3-1,ゴミ箱で咲き誇る
今日は起床時間から豚小屋はそわそわとしていた。海の向こうから奴隷商人がやってきて大々的なオークションを開催するというのだ。奴隷が増えれば、その増えた分だけ奴隷が減るのだ。それが普通。その奴隷がまだ金になると判断されるのならば異動や売買があるが、それすらもただの手間と考えられたら殺されてしまう。みんなそんなことはわかっている。
預言者は高貴な客が一カ月もしないうちに私の元にやってくると言った。ということは私は殺されないということだろうか。毎日指折り数え、今日で彼の予言から2週間がたった。もうすぐその時は来るのかもしれない。いや、数カ月待ってもその客が来なかったら私の予言は、運命は、どこへ行くのだろう。彼が予言を私に伝えたせいで未来が変わるということももしかしたらあるのかもしれない。
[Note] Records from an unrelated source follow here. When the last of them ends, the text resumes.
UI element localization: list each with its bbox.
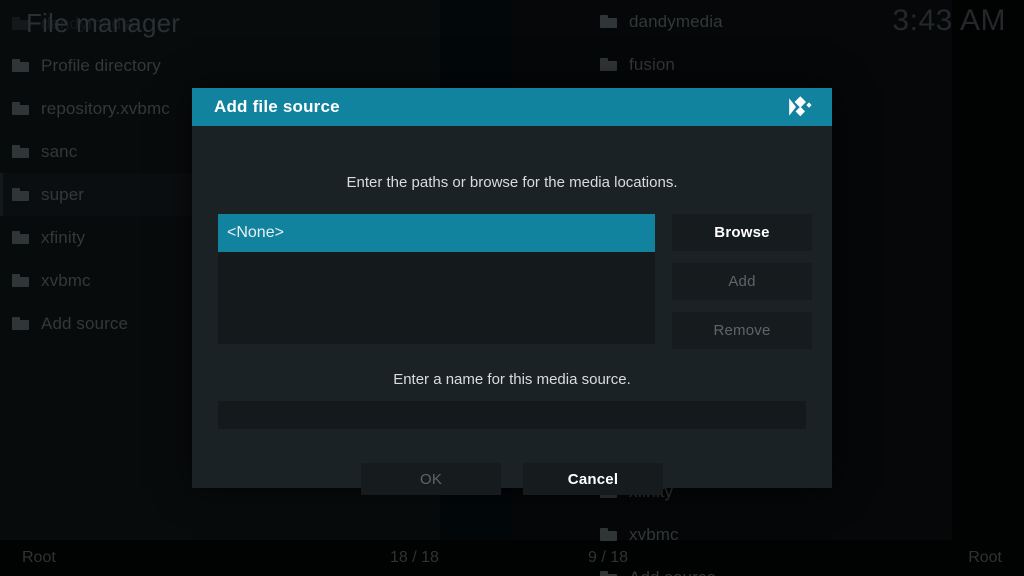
status-left-count: 18 / 18 bbox=[390, 549, 439, 566]
folder-icon bbox=[600, 58, 617, 71]
remove-button[interactable]: Remove bbox=[672, 312, 812, 349]
list-item-label: dandymedia bbox=[629, 11, 723, 31]
folder-icon bbox=[12, 274, 29, 287]
folder-icon bbox=[12, 231, 29, 244]
path-action-buttons: Browse Add Remove bbox=[672, 214, 812, 349]
folder-icon bbox=[600, 15, 617, 28]
list-item[interactable]: Profile directory bbox=[0, 44, 440, 87]
list-item-label: super bbox=[41, 184, 85, 204]
folder-icon bbox=[12, 145, 29, 158]
source-name-input[interactable] bbox=[218, 401, 806, 429]
folder-icon bbox=[12, 102, 29, 115]
status-left-path: Root bbox=[22, 549, 56, 566]
list-item-label: xfinity bbox=[41, 227, 86, 247]
browse-button[interactable]: Browse bbox=[672, 214, 812, 251]
list-item[interactable]: dandymedia bbox=[588, 0, 952, 43]
name-hint-label: Enter a name for this media source. bbox=[393, 371, 631, 388]
dialog-title: Add file source bbox=[214, 97, 340, 116]
folder-icon bbox=[12, 188, 29, 201]
list-item-label: repository.xvbmc bbox=[41, 98, 170, 118]
folder-icon bbox=[12, 317, 29, 330]
dialog-footer-buttons: OK Cancel bbox=[192, 463, 832, 495]
dialog-header: Add file source bbox=[192, 88, 832, 126]
list-item[interactable]: fusion bbox=[588, 43, 952, 86]
add-button[interactable]: Add bbox=[672, 263, 812, 300]
path-list-item[interactable]: <None> bbox=[218, 214, 655, 252]
page-title: File manager bbox=[26, 8, 181, 38]
list-item-label: xvbmc bbox=[41, 270, 91, 290]
folder-icon bbox=[12, 59, 29, 72]
status-right-path: Root bbox=[968, 549, 1002, 566]
kodi-logo-icon bbox=[786, 95, 812, 119]
dialog-body: Enter the paths or browse for the media … bbox=[192, 126, 832, 495]
right-panel-list-top: dandymedia fusion bbox=[588, 0, 952, 86]
kodi-screen: dandymedia File manager 3:43 AM Profile … bbox=[0, 0, 1024, 576]
list-item-label: sanc bbox=[41, 141, 78, 161]
ok-button[interactable]: OK bbox=[361, 463, 501, 495]
status-bar: Root 18 / 18 9 / 18 Root bbox=[0, 540, 1024, 576]
add-file-source-dialog: Add file source Enter the paths or brows… bbox=[192, 88, 832, 495]
status-right-count: 9 / 18 bbox=[588, 549, 629, 566]
list-item-label: Add source bbox=[41, 313, 128, 333]
list-item-label: fusion bbox=[629, 54, 675, 74]
path-list[interactable]: <None> bbox=[218, 214, 655, 344]
cancel-button[interactable]: Cancel bbox=[523, 463, 663, 495]
list-item-label: Profile directory bbox=[41, 55, 161, 75]
paths-hint-label: Enter the paths or browse for the media … bbox=[346, 174, 678, 191]
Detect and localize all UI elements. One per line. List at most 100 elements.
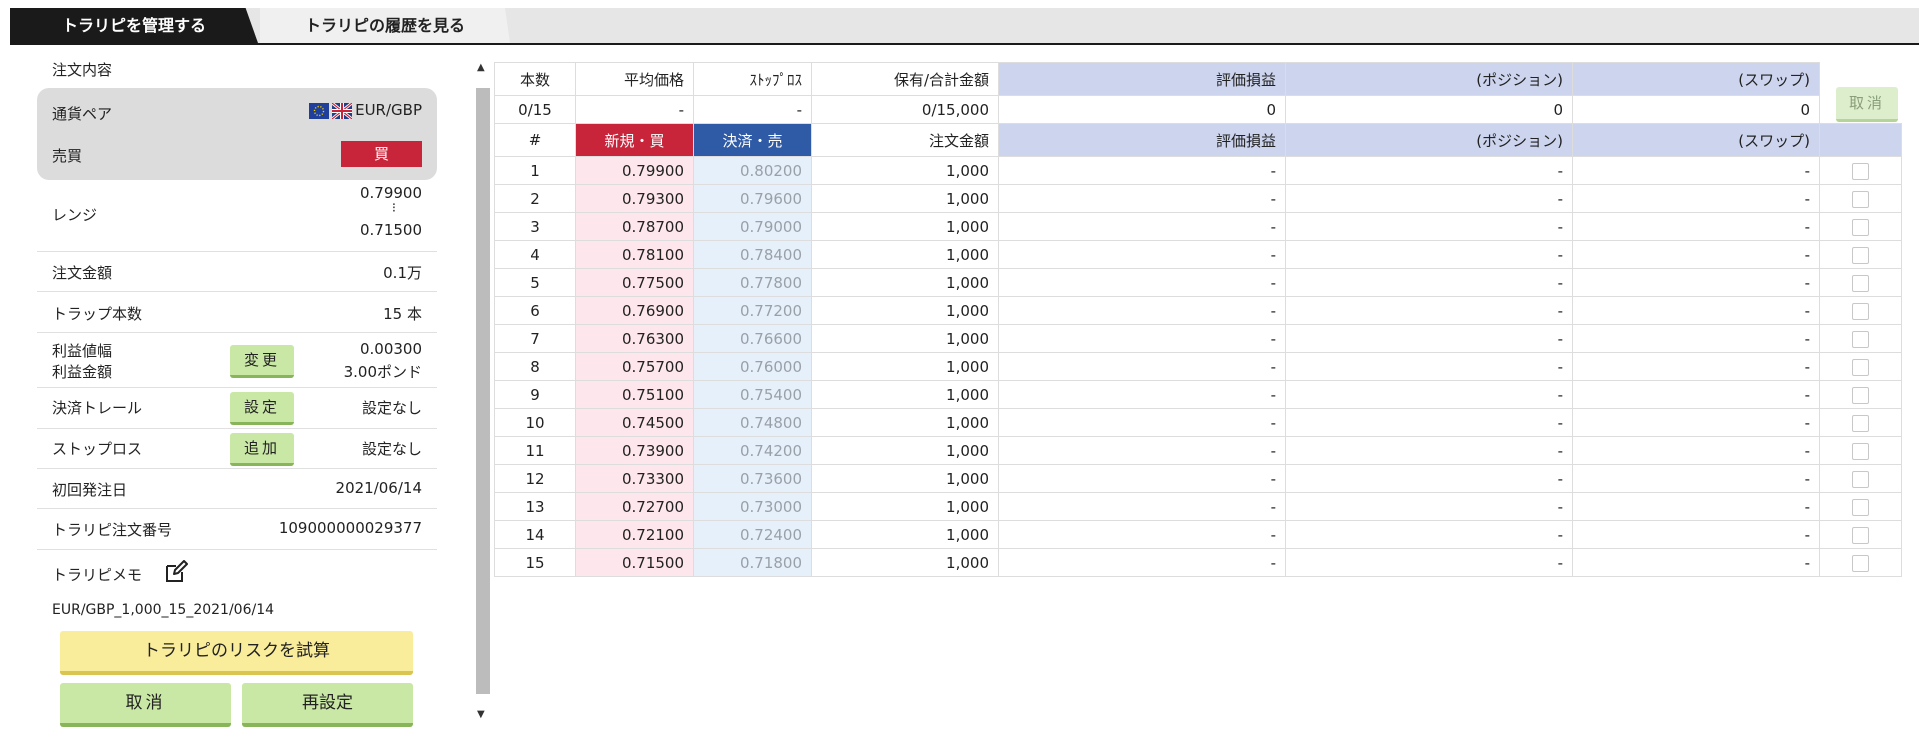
row-select-cell	[1819, 352, 1902, 381]
row-checkbox[interactable]	[1852, 470, 1869, 488]
row-checkbox[interactable]	[1852, 386, 1869, 404]
row-pnl: -	[998, 324, 1286, 353]
row-checkbox[interactable]	[1852, 246, 1869, 264]
summary-value-row: 0/15 - - 0/15,000 0 0 0	[494, 95, 1902, 124]
buy-price: 0.73300	[575, 464, 694, 493]
change-profit-button[interactable]: 変更	[230, 345, 294, 378]
row-position: -	[1285, 436, 1573, 465]
row-checkbox[interactable]	[1852, 162, 1869, 180]
row-pnl: -	[998, 296, 1286, 325]
tab-manage[interactable]: トラリピを管理する	[10, 8, 258, 43]
table-row: 8 0.75700 0.76000 1,000- - -	[494, 352, 1902, 381]
row-select-cell	[1819, 548, 1902, 577]
row-index: 2	[494, 184, 576, 213]
order-number-label: トラリピ注文番号	[52, 521, 173, 539]
row-pnl: -	[998, 548, 1286, 577]
detail-header-index: #	[494, 123, 576, 157]
side-label: 売買	[52, 147, 83, 165]
row-checkbox[interactable]	[1852, 526, 1869, 544]
table-row: 13 0.72700 0.73000 1,000- - -	[494, 492, 1902, 521]
memo-value: EUR/GBP_1,000_15_2021/06/14	[52, 602, 275, 618]
order-amount: 1,000	[811, 324, 999, 353]
row-swap: -	[1572, 408, 1820, 437]
pair-label: 通貨ペア	[52, 105, 113, 123]
table-row: 7 0.76300 0.76600 1,000- - -	[494, 324, 1902, 353]
row-select-cell	[1819, 156, 1902, 185]
row-select-cell	[1819, 464, 1902, 493]
trail-setting-button[interactable]: 設定	[230, 392, 294, 425]
scroll-up-icon[interactable]: ▲	[477, 62, 485, 73]
row-pnl: -	[998, 492, 1286, 521]
buy-price: 0.76900	[575, 296, 694, 325]
amount-label: 注文金額	[52, 264, 113, 282]
row-position: -	[1285, 184, 1573, 213]
row-position: -	[1285, 156, 1573, 185]
scrollbar-thumb[interactable]	[476, 88, 490, 694]
row-position: -	[1285, 408, 1573, 437]
risk-simulation-button[interactable]: トラリピのリスクを試算	[60, 631, 413, 675]
edit-memo-icon[interactable]	[164, 560, 188, 584]
row-select-cell	[1819, 408, 1902, 437]
row-checkbox[interactable]	[1852, 302, 1869, 320]
cancel-selected-button[interactable]: 取消	[1836, 87, 1898, 122]
table-row: 1 0.79900 0.80200 1,000- - -	[494, 156, 1902, 185]
row-index: 3	[494, 212, 576, 241]
trap-table: 本数 平均価格 ｽﾄｯﾌﾟﾛｽ 保有/合計金額 評価損益 (ポジション) (スワ…	[494, 62, 1902, 577]
detail-header-select	[1819, 123, 1902, 157]
row-position: -	[1285, 548, 1573, 577]
row-swap: -	[1572, 324, 1820, 353]
row-select-cell	[1819, 268, 1902, 297]
divider	[37, 468, 437, 469]
row-select-cell	[1819, 380, 1902, 409]
cancel-button[interactable]: 取消	[60, 683, 231, 727]
row-checkbox[interactable]	[1852, 442, 1869, 460]
table-row: 15 0.71500 0.71800 1,000- - -	[494, 548, 1902, 577]
summary-position: 0	[1285, 95, 1573, 124]
stoploss-value: 設定なし	[361, 440, 422, 458]
row-position: -	[1285, 268, 1573, 297]
order-amount: 1,000	[811, 548, 999, 577]
row-checkbox[interactable]	[1852, 190, 1869, 208]
row-select-cell	[1819, 296, 1902, 325]
row-checkbox[interactable]	[1852, 498, 1869, 516]
row-checkbox[interactable]	[1852, 358, 1869, 376]
scroll-down-icon[interactable]: ▼	[477, 709, 485, 720]
sell-price: 0.80200	[693, 156, 812, 185]
detail-body: 1 0.79900 0.80200 1,000- - -2 0.79300 0.79600 1,…	[494, 156, 1902, 577]
profit-amount-value: 3.00ポンド	[343, 363, 422, 381]
row-index: 5	[494, 268, 576, 297]
row-checkbox[interactable]	[1852, 330, 1869, 348]
first-date-label: 初回発注日	[52, 481, 128, 499]
row-checkbox[interactable]	[1852, 218, 1869, 236]
row-select-cell	[1819, 240, 1902, 269]
row-checkbox[interactable]	[1852, 554, 1869, 572]
sell-price: 0.73000	[693, 492, 812, 521]
table-row: 5 0.77500 0.77800 1,000- - -	[494, 268, 1902, 297]
order-amount: 1,000	[811, 436, 999, 465]
row-swap: -	[1572, 464, 1820, 493]
stoploss-add-button[interactable]: 追加	[230, 433, 294, 466]
order-amount: 1,000	[811, 464, 999, 493]
tab-bar: トラリピを管理する トラリピの履歴を見る	[10, 8, 1919, 45]
row-checkbox[interactable]	[1852, 274, 1869, 292]
trail-label: 決済トレール	[52, 399, 143, 417]
row-swap: -	[1572, 296, 1820, 325]
order-number-value: 109000000029377	[278, 519, 422, 537]
row-checkbox[interactable]	[1852, 414, 1869, 432]
sell-price: 0.76000	[693, 352, 812, 381]
row-pnl: -	[998, 240, 1286, 269]
range-high: 0.79900	[359, 184, 422, 202]
detail-header-swap: (スワップ)	[1572, 123, 1820, 157]
detail-header-amount: 注文金額	[811, 123, 999, 157]
divider	[37, 332, 437, 333]
buy-price: 0.72100	[575, 520, 694, 549]
tab-history[interactable]: トラリピの履歴を見る	[260, 8, 510, 43]
reset-button[interactable]: 再設定	[242, 683, 413, 727]
row-swap: -	[1572, 268, 1820, 297]
order-section-title: 注文内容	[52, 61, 113, 79]
row-index: 7	[494, 324, 576, 353]
buy-price: 0.78700	[575, 212, 694, 241]
summary-header-position: (ポジション)	[1285, 62, 1573, 96]
table-row: 3 0.78700 0.79000 1,000- - -	[494, 212, 1902, 241]
range-low: 0.71500	[359, 221, 422, 239]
皆、真っ青な顔をして乾いたパンをかじった。会話好きを装うサヤですら一言もしゃべらなかった。誰かと目を合わせようとする人はいない。諦めと感情の枯渇に慣れているはずの私達であるのに、建物の外を馬車が通る音にも、犬が吠える声にも、肩を跳ねさせて驚き口に指をくわえた。
死刑の判決がいつ来るかはわからない。今日仕事が終わったら言い渡されるかもしれないし、明日かもしれない。明後日かもしれない。もしかしたら全員無事かもしれないし、全員死ぬかもしれない。
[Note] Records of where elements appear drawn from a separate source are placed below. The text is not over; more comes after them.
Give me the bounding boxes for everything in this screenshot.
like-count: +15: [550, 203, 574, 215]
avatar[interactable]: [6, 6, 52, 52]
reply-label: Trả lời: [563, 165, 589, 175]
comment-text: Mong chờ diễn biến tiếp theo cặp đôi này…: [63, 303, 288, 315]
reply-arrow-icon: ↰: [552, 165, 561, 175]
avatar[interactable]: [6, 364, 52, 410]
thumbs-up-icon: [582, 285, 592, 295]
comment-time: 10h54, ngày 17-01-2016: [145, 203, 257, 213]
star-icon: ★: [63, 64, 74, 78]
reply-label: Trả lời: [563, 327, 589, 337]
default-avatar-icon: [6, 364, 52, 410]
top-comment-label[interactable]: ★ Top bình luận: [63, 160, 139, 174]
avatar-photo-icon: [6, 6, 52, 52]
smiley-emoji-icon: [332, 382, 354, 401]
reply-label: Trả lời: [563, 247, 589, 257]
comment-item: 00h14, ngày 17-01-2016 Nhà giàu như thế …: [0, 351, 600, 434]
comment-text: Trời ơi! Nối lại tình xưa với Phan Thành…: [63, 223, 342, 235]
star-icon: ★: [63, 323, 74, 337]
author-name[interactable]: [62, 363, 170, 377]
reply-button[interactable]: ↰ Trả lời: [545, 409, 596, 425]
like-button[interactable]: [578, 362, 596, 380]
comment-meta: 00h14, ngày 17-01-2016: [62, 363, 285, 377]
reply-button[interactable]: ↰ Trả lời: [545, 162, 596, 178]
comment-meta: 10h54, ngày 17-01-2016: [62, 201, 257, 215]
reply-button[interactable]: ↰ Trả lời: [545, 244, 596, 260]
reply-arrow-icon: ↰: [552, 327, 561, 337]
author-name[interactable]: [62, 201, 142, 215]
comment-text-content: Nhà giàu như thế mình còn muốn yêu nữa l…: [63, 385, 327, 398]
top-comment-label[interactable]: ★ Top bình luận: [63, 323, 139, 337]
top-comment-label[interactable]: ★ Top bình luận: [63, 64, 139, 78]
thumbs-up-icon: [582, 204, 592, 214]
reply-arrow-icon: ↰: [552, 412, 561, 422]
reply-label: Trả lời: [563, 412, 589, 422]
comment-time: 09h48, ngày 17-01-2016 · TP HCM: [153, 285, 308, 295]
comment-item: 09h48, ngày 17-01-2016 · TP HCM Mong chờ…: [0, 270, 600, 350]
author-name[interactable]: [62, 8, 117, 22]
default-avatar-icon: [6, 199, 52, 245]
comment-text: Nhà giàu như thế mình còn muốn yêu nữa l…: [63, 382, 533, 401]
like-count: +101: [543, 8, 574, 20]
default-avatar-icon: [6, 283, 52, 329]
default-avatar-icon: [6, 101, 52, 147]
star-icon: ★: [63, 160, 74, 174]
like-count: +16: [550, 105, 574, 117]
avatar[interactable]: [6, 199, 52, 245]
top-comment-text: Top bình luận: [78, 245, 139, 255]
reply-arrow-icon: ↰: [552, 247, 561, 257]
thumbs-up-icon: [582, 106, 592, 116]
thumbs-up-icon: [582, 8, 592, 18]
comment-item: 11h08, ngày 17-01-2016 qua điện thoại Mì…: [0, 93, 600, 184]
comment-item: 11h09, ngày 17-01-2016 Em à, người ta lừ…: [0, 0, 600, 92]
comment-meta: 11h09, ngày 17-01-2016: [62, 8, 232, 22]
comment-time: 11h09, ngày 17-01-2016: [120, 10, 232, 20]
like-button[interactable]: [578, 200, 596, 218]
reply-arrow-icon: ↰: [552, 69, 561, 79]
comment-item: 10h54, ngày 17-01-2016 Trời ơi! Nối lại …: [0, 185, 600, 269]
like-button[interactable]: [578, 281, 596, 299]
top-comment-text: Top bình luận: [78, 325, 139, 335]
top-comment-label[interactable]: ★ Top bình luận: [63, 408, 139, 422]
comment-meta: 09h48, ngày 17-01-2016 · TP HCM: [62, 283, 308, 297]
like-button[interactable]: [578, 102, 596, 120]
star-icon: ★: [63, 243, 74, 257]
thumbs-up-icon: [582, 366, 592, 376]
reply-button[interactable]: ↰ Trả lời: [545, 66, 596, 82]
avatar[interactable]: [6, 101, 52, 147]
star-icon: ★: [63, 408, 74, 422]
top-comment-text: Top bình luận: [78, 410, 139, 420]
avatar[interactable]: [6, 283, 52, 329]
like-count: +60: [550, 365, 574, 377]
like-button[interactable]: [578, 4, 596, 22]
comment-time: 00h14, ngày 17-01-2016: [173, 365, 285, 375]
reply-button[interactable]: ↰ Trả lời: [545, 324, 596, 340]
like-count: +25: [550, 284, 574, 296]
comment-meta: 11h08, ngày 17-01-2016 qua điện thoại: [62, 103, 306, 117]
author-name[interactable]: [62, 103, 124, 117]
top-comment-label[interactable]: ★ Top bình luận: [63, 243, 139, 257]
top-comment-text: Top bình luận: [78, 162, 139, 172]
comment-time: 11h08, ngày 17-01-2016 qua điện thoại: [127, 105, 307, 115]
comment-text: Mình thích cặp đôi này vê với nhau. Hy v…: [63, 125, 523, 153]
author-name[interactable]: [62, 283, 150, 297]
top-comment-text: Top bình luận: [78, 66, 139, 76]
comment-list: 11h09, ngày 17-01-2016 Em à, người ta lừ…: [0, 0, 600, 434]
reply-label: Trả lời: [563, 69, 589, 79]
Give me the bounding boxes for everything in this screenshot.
あのマスターが、大型オークションで遠い地の奴隷を買わないなんてことがあるだろうか。私達は肉体労働に向いた奴隷達が多いことを心から願っていた。
髪を整え終わり、部屋の鍵が開けられ、2人の迎えの者は私達の首輪についた鎖を固定具から外していった。その鎖の先っぽは3人と4人に分かれて束ねられてグローブでしっかりと握られる。
私達は恥とも思わずに、鎖を引っ張られ外を歩き店へ向かう。私の前をエンドが歩いている。ふと彼女の服の裾が少しだけめくれていることに気が付いた。めくれていようと、どうせ服は肌が透けるくらいにぺらぺらなのだが。
私はつい無言でそれを指でなおしてしまった。流石にエンドもびっくりしたのかつもの不安そうな顔にほんの少しの不思議さを加えてこちらを見て来た。
「ごめん、めくれてたからつい」
私がそう言うとエンドは笑って言った。
「そっか。ありがとう」
そう、笑って言った。笑ったのだ。エンドが。初めて見た笑顔だった。下手くそな笑顔だった。
「やめてよ」
私がそう口にすると、彼女はまた憂鬱そうな顔に戻って「どうしたの?」と聞いて来た。「笑わないあなたでいて」と私は言えなかった。何故なら歩調が乱れたことと会話をしたため、鎖を強くひっぱられ首がしまったからだ。